The original idea of parity checking was obviously to detect gross errors where 1 of the 8 bits in the character had got flipped in transit (perhaps in noise on a long cable). Obviously, it's of limited use, as a run of bad bits could easily render the parity overall as being correct.
If the 'end-application' is an interactive terminal or printer, you can obviously spot that the characters are corrupt, as a stream of rubbish comes out on the paper or screen. For file-transfer applications, or some kind of serial-based protocol (like the IBRO protocol they used to use in card-swipe terminals), you wouldn't depend on parity, but rather there would be some kind of better checksum. I remember sending frames that consisted of STX + data + ETX + plus a one-byte checksum that was calculated from the data bytes. If the checksum calculation didn't work out the same at the receiver, you would send a NAK, and the sender would send the frame over again. Some similar kind of logic exists in Kermit, IIRC.

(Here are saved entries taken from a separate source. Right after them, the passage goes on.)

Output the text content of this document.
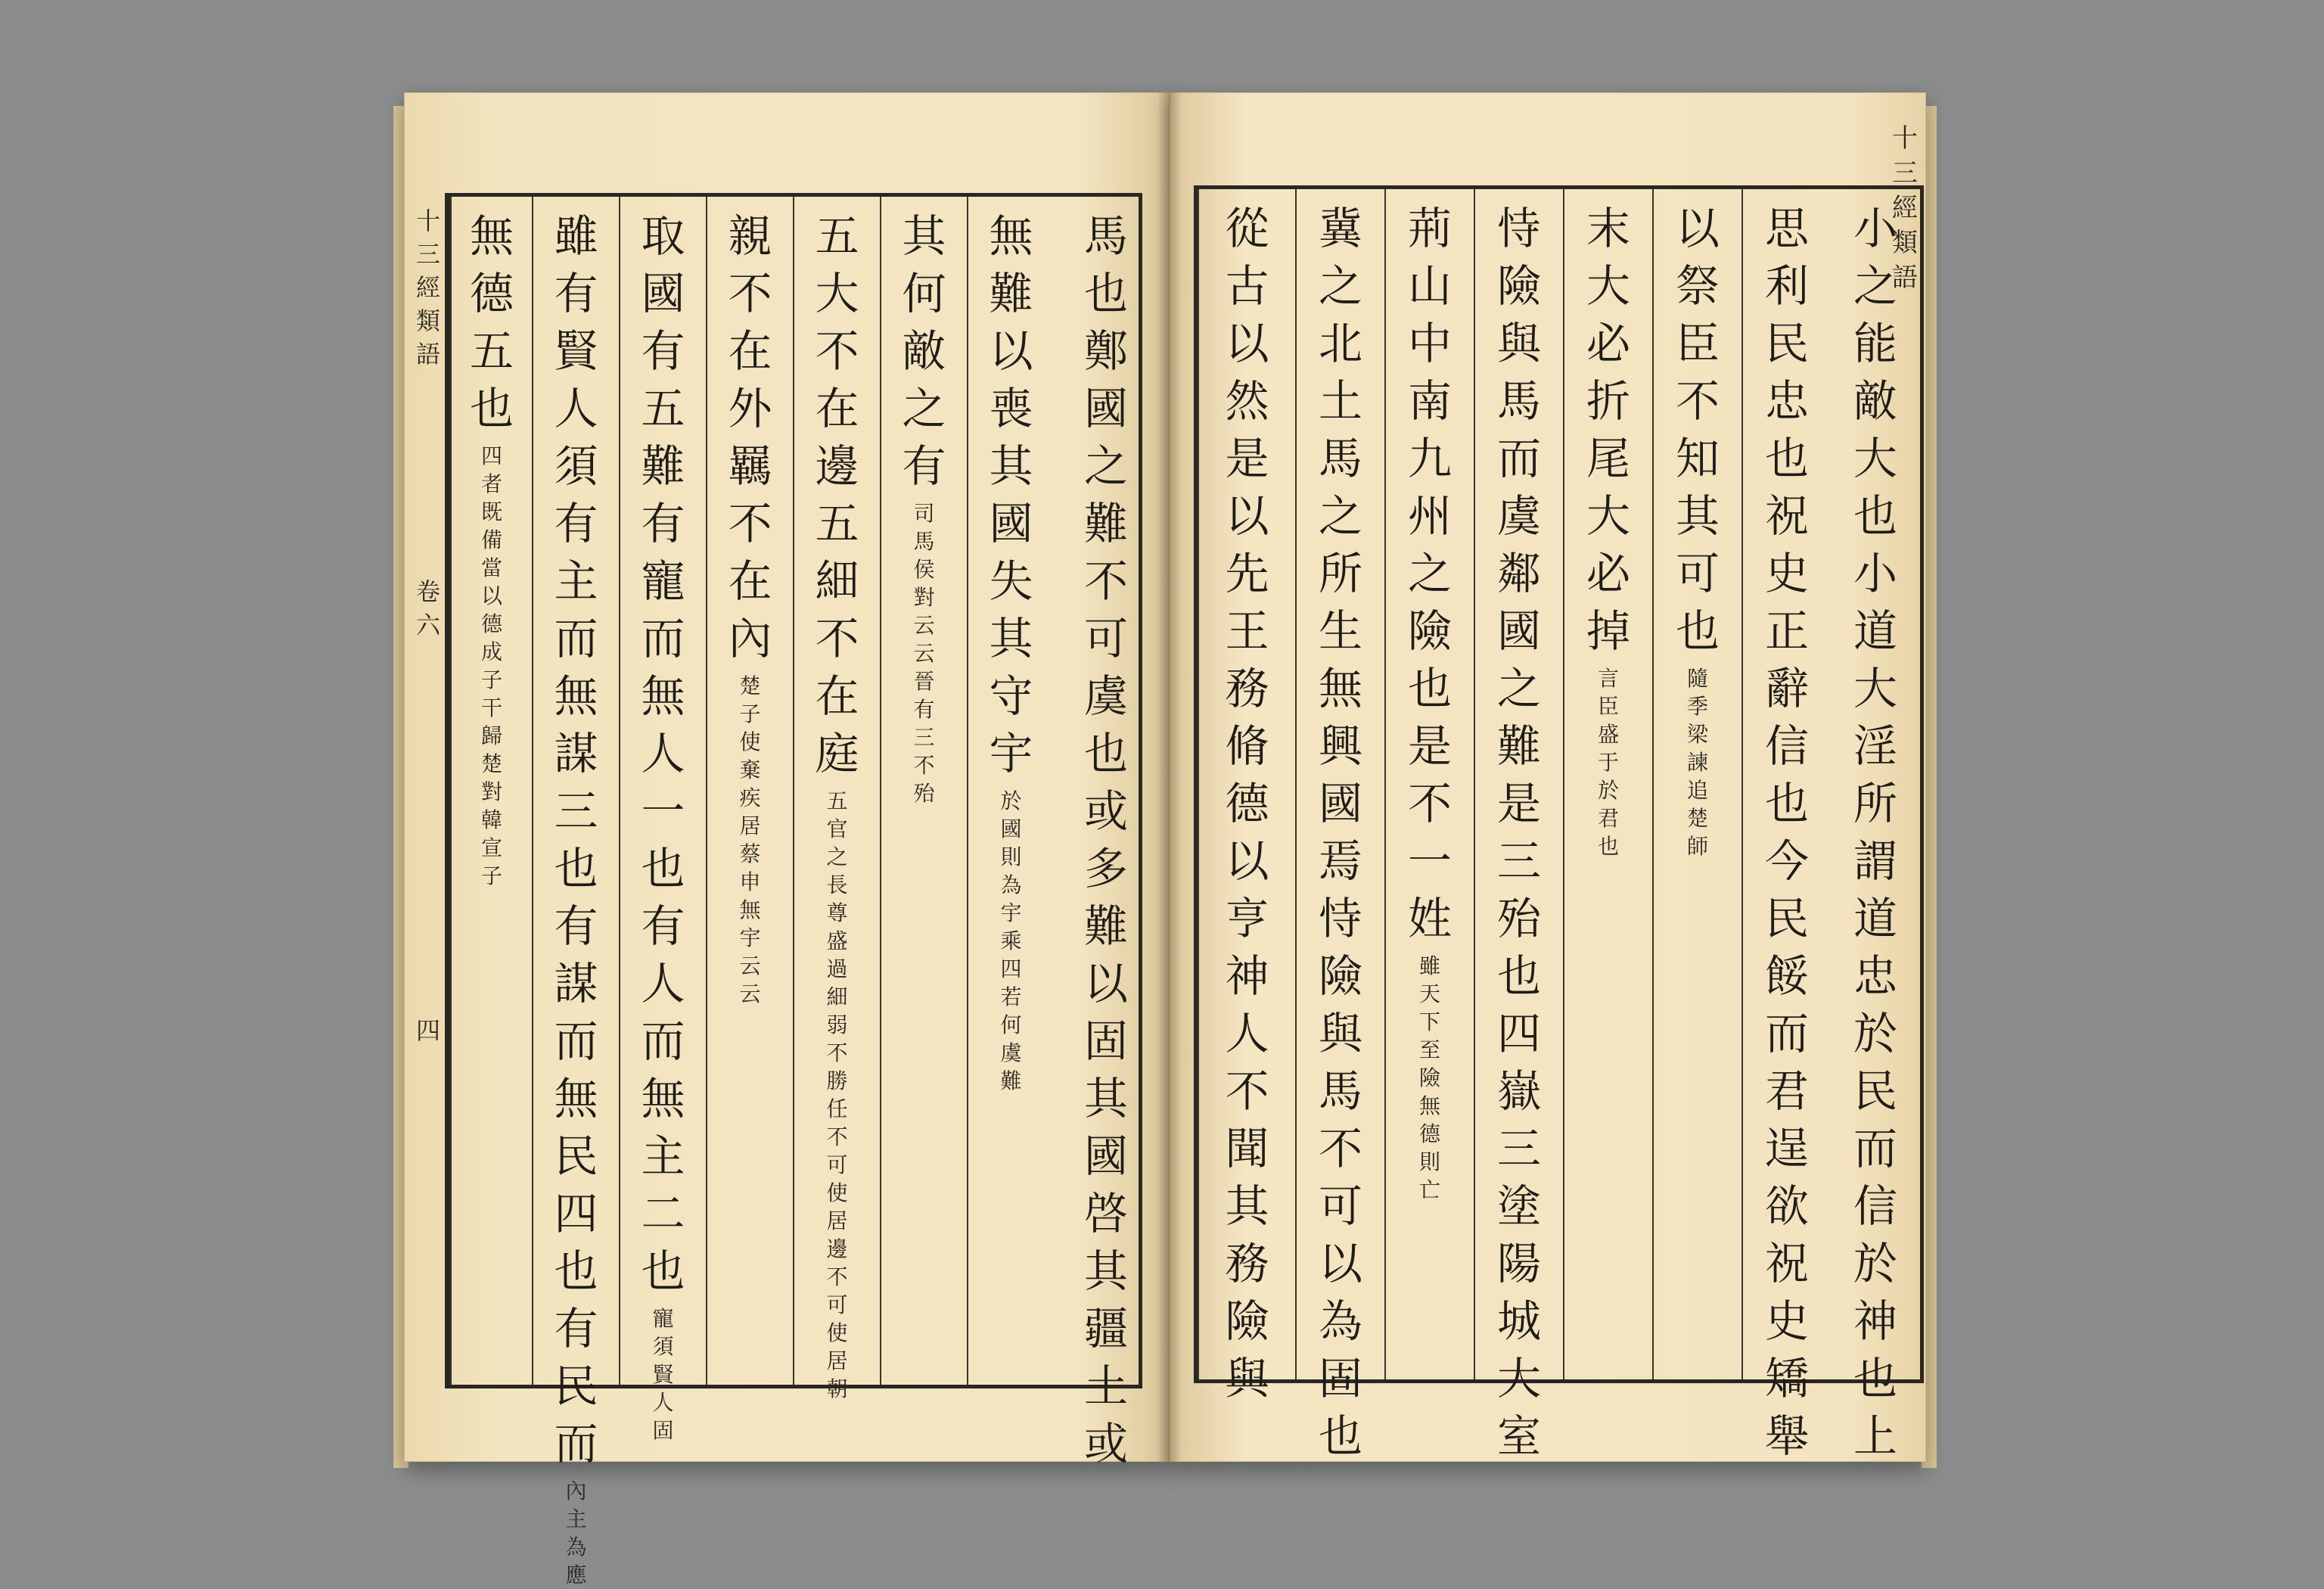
十三經類語
卷六
四
十三經類語
馬也鄭國之難不可虞也或多難以固其國啓其疆土或
無難以喪其國失其守宇
於國則為宇乘四若何虞難
其何敵之有
司馬侯對云云晉有三不殆
五大不在邊五細不在庭
五官之長尊盛過細弱不勝任不可使居邊不可使居朝
親不在外羈不在內
楚子使棄疾居蔡申無宇云云
取國有五難有寵而無人一也有人而無主二也
寵須賢人固
雖有賢人須有主而無謀三也有謀而無民四也有民而
內主為應
無德五也
四者既備當以德成子干歸楚對韓宣子
小之能敵大也小道大淫所謂道忠於民而信於神也上
思利民忠也祝史正辭信也今民餒而君逞欲祝史矯舉
以祭臣不知其可也
隨季梁諫追楚師
末大必折尾大必掉
言臣盛于於君也
恃險與馬而虞鄰國之難是三殆也四嶽三塗陽城大室
荊山中南九州之險也是不一姓
雖天下至險無德則亡
冀之北土馬之所生無興國焉恃險與馬不可以為固也
從古以然是以先王務脩德以亨神人不聞其務險與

You mention tn3270, but this is really on a different timeline to the one you suggest. IBM networks used synchronous links carrying SNA protocol encapsulated in SDLC frames at the low level this data was sent serially but with special start/stop patterns that couldn't appear in the data, and with a 16-bit cyclic redundancy check (CRC) to make sure the data was good at the receiver. The terminal protocol was 3270 (using EBCDIC coding, as you mention), and this was a whole parallel world to ASCII-based PCs with their asynch serial communications. This proprietary world of SNA communications lasted through the 90's until TCP/IP and the Internet ultimately displaced it. The tn3270 that you describe is a way of encapsulating 3270 data into TCP/IP (telnet) packets, as a way to integrate the last few distributed IBM mainframe users into the new world of TCP networks.
CRCs of varying lengths are used in modern communications, as it allows you to detect more than one error in frame, and is a good indication of the frame being overall somehow corrupted. Going further, there are forward error correction systems in use now that allow you to correct a small number of bits in error, as well as detect a frame that is corrupted beyond repair.
More detail about how serial communications works can be found in the data sheets for UART chips. PC designs used chips like the 8250 and 16550, but their modern descendents (like the Maxim MAX3109) have all the same ideas built-in.